An Evaluation of Adversarially Robust Distillation (ARD) Techniques
This paper provides a comprehensive evaluation of Adversarially Robust Distillation (ARD) techniques, primarily focusing on the efficiency of student-teacher models and the implications of various hyperparameters on the performance trade-offs involving natural and robust accuracies. The authors scrutinize the ARD process utilizing different neural network architectures as teacher-student pairs, such as the WideResNet and ResNet18 teacher models and the MobileNetV2 student model.
In detail, the research critically assesses the space and time efficiency of these deep learning models. The ResNet18 and WideResNet include approximately $11.2$ million and $46.2$ million parameters, respectively, while the MobileNetV2 student model is significantly more compact with $2.3$ million parameters. Performance efficiency was measured using multiply-add (MAdd) operations, where a notable finding was the substantial decrease to 1.4% of operations during a forward pass in comparison to the WideResNet.
The paper deeply investigates the effects of temperature and α parameters on knowledge distillation outcomes with respect to robustness trade-offs. The paper reveals that while the temperature parameter has minimal effect on robustness, the reduction in α leads to a rapid decline in robustness, indicating an accuracy-robustness tradeoff particularly impactful for low α values. Different approaches were considered for data augmentation, with findings suggesting that basic augmentation strategies such as horizontal flips and random cropping were effective for robustness without incurring the drawbacks associated with adversarial point teacher behavior training.
Multiple experimental tables included demonstrate the nuanced impacts of hyperparameters adjustment, such as temperature and α, on the performance of knowledge distillation. Additional analysis evaluates other ARD technical configurations. For instance, including a knowledge distillation $\KL$ divergence term degraded robust accuracy, and substituting Tt(xi′) for Tt(xi) in the loss function was found detrimental to overall accuracy.
Moreover, naturally trained teacher models under ARD conditions still produced students with some robustness, albeit lower than those distilled from adversarially trained counterparts. Further, the acceleration of ARD training was explored by lessening the number of attack steps, which enhanced natural accuracy but slightly dropped robustness, supporting the consideration of strategic trade-offs in ARD deployments.

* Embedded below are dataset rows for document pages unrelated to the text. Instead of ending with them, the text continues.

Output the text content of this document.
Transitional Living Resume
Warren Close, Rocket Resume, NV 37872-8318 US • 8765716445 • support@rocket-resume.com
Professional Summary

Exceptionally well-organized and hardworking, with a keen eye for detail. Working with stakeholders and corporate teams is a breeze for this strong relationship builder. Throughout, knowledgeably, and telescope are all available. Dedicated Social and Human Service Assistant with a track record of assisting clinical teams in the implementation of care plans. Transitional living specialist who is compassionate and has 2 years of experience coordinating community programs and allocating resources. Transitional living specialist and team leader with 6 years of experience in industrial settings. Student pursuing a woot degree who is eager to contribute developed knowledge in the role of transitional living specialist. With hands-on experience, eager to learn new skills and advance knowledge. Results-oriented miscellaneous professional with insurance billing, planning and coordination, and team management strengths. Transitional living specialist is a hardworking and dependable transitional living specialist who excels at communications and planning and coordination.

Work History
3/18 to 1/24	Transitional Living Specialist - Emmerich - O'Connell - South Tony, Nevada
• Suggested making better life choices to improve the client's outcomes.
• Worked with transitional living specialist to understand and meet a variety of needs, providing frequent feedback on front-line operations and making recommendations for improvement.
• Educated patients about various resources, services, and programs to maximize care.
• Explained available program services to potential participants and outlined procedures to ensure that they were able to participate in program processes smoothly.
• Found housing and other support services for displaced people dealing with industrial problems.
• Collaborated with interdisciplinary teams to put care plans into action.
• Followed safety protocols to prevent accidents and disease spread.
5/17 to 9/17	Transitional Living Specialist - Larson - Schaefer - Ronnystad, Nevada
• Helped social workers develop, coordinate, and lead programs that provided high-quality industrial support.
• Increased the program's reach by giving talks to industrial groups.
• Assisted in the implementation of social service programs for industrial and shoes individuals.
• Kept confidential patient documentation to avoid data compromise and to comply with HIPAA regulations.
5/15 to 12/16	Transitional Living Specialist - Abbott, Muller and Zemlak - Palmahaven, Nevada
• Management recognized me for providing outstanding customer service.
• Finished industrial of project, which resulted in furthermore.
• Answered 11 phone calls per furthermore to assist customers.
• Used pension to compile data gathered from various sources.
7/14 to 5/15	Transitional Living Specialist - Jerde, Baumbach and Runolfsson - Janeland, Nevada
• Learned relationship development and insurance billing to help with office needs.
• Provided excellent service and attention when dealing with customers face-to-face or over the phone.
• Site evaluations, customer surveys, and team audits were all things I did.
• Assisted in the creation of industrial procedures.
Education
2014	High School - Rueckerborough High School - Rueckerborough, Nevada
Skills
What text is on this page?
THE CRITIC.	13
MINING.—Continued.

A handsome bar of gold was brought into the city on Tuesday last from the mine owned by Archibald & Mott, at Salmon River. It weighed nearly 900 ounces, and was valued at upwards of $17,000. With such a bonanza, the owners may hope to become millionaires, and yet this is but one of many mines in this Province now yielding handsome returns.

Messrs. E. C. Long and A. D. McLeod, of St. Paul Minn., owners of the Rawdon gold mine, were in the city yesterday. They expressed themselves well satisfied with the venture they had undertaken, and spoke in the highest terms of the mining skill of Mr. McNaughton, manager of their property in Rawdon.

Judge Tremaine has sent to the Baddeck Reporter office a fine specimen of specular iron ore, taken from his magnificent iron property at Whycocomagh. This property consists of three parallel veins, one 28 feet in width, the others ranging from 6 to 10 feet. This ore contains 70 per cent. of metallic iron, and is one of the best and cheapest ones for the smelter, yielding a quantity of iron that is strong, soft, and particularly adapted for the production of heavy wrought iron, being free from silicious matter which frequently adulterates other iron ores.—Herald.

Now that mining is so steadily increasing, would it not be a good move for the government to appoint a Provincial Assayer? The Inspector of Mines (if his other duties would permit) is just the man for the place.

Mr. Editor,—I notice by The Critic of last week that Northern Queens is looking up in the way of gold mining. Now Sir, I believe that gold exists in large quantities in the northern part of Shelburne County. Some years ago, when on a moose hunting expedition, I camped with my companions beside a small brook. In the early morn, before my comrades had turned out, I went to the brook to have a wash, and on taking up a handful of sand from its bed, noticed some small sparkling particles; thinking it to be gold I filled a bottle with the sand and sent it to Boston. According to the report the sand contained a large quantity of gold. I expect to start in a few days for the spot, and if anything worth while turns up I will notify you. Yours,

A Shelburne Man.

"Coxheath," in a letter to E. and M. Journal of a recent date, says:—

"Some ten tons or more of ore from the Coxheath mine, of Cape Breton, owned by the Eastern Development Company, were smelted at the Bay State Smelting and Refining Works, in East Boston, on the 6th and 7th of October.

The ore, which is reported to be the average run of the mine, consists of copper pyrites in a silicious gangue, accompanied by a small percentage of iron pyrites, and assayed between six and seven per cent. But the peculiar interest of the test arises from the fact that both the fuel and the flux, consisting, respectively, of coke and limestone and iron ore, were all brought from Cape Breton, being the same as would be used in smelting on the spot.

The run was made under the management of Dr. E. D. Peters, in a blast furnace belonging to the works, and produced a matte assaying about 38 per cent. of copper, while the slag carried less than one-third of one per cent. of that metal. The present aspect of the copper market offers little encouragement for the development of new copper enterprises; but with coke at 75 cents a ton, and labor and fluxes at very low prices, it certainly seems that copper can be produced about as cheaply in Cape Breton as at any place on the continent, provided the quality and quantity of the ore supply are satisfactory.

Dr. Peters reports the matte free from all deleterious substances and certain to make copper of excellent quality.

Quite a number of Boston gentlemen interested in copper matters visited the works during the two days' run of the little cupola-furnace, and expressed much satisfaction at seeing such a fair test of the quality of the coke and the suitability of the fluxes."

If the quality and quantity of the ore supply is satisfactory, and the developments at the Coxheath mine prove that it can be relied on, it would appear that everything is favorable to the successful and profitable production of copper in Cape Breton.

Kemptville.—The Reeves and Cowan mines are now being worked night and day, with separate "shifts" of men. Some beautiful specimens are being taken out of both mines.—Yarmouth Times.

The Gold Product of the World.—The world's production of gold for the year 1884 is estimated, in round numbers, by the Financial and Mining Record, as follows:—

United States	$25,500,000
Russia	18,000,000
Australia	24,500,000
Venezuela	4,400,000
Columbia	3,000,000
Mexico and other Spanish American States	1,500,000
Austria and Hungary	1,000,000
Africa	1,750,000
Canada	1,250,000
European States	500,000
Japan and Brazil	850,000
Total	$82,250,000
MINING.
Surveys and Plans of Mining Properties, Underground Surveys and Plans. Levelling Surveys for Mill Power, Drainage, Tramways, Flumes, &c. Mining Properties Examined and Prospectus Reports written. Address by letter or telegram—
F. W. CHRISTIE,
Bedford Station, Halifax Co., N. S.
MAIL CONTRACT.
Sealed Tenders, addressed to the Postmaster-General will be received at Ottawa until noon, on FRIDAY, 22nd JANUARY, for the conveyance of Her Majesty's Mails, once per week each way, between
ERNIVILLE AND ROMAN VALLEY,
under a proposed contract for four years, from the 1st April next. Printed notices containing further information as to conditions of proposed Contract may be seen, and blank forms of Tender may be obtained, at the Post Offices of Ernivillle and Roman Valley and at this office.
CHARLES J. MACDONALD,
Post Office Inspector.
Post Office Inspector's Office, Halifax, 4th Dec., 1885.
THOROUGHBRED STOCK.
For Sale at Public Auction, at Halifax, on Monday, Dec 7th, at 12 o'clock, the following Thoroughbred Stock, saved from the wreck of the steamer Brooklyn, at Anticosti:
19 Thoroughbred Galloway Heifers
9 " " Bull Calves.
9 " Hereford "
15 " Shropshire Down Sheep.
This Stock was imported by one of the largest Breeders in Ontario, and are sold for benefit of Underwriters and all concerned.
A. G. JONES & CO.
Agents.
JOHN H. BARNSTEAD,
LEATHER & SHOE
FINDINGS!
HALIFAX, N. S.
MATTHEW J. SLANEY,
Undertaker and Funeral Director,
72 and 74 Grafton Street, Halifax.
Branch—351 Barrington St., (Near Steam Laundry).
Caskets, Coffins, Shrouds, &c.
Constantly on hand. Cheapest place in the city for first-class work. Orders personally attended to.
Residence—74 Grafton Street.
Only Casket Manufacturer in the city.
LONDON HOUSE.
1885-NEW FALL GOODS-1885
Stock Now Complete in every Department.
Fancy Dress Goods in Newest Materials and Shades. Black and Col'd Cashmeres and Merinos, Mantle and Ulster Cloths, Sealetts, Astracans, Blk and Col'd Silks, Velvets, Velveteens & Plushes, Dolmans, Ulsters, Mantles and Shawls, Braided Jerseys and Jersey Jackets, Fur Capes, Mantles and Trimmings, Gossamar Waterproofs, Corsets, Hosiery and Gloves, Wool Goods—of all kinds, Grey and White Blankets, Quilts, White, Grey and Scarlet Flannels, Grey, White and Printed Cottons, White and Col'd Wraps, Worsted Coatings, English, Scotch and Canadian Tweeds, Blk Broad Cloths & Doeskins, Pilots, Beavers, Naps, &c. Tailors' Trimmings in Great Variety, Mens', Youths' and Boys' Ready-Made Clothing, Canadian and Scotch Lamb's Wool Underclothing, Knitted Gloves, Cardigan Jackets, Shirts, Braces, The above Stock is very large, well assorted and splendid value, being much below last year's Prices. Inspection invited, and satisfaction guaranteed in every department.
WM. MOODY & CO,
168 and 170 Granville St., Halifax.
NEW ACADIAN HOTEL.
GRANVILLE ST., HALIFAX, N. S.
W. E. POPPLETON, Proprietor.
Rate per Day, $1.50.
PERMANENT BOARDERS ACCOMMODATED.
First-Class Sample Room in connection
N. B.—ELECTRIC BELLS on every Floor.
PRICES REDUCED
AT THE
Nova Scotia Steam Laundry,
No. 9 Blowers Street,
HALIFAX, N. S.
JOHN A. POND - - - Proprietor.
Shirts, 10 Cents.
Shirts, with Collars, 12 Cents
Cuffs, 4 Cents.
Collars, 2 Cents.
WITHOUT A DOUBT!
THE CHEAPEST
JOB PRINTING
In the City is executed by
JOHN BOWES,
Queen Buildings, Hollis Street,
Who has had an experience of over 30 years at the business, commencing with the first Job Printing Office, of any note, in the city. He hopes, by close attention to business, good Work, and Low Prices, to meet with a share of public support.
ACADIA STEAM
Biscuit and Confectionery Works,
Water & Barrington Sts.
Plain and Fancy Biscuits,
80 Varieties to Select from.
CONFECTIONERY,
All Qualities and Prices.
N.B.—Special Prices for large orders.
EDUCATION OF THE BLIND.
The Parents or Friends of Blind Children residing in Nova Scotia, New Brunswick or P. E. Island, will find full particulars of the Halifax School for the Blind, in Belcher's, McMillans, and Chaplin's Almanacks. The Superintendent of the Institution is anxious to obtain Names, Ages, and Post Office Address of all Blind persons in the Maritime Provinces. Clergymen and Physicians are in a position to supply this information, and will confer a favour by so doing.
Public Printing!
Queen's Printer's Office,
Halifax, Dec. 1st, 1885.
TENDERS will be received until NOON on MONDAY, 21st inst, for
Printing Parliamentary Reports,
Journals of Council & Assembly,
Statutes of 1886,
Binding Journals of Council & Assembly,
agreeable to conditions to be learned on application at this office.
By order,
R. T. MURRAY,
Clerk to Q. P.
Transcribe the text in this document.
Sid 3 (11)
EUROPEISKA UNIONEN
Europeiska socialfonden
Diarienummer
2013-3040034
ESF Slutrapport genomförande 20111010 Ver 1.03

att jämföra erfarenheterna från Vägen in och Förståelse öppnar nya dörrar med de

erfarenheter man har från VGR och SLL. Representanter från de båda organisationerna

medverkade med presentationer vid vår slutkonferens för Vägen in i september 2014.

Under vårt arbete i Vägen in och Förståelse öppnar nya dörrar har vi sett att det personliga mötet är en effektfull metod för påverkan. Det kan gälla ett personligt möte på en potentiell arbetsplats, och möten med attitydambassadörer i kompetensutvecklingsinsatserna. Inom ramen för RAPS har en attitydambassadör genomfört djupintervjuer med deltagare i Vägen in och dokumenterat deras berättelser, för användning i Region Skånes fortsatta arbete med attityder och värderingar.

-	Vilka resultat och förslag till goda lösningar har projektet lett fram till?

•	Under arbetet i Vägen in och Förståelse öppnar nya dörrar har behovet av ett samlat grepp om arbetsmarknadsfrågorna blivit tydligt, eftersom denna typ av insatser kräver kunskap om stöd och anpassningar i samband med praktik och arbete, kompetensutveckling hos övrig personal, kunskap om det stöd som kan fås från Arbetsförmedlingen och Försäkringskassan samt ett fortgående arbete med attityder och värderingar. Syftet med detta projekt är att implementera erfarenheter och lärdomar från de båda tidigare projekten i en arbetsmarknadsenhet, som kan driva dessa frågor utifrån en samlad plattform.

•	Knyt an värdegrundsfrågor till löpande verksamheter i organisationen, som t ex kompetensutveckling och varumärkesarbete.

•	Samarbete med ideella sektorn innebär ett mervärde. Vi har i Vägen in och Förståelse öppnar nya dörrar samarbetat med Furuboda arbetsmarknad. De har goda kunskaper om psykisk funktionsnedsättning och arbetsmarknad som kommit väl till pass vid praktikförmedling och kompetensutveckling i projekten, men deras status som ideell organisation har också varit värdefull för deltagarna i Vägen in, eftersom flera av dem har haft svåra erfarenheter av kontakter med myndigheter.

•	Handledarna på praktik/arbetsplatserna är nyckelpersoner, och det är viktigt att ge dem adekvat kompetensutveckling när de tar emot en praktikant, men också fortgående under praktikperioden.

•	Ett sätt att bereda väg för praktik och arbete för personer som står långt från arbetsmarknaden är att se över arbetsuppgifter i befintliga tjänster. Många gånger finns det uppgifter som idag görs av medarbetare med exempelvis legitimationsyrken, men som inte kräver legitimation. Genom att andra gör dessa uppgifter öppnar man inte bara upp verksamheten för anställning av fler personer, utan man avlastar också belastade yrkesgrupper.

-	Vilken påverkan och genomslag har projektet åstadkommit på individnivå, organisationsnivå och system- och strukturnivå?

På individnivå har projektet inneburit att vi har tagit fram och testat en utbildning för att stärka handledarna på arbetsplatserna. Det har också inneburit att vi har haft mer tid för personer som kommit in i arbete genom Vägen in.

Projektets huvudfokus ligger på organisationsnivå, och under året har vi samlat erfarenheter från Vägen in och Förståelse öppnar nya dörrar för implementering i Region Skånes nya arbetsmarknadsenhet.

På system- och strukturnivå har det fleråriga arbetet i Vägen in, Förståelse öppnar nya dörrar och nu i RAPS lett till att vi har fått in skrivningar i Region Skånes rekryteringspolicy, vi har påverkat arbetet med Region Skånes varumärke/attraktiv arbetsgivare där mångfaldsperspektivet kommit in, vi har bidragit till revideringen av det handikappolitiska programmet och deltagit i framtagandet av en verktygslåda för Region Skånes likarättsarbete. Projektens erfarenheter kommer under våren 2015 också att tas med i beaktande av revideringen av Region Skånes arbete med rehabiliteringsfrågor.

Practically and theoretically, these findings contribute to the ongoing discourse in adversarial training by revealing the intricacies of ARD's hyperparameter sensitivity and operational efficiency. The implications of this work suggest potential refinements in robust model training protocols and highlight the balance between computational cost and accuracy in practice. Future directions might involve adaptive data augmentation tailored for robustness, enhancing the applicability of ARD strategies in real-world scenarios.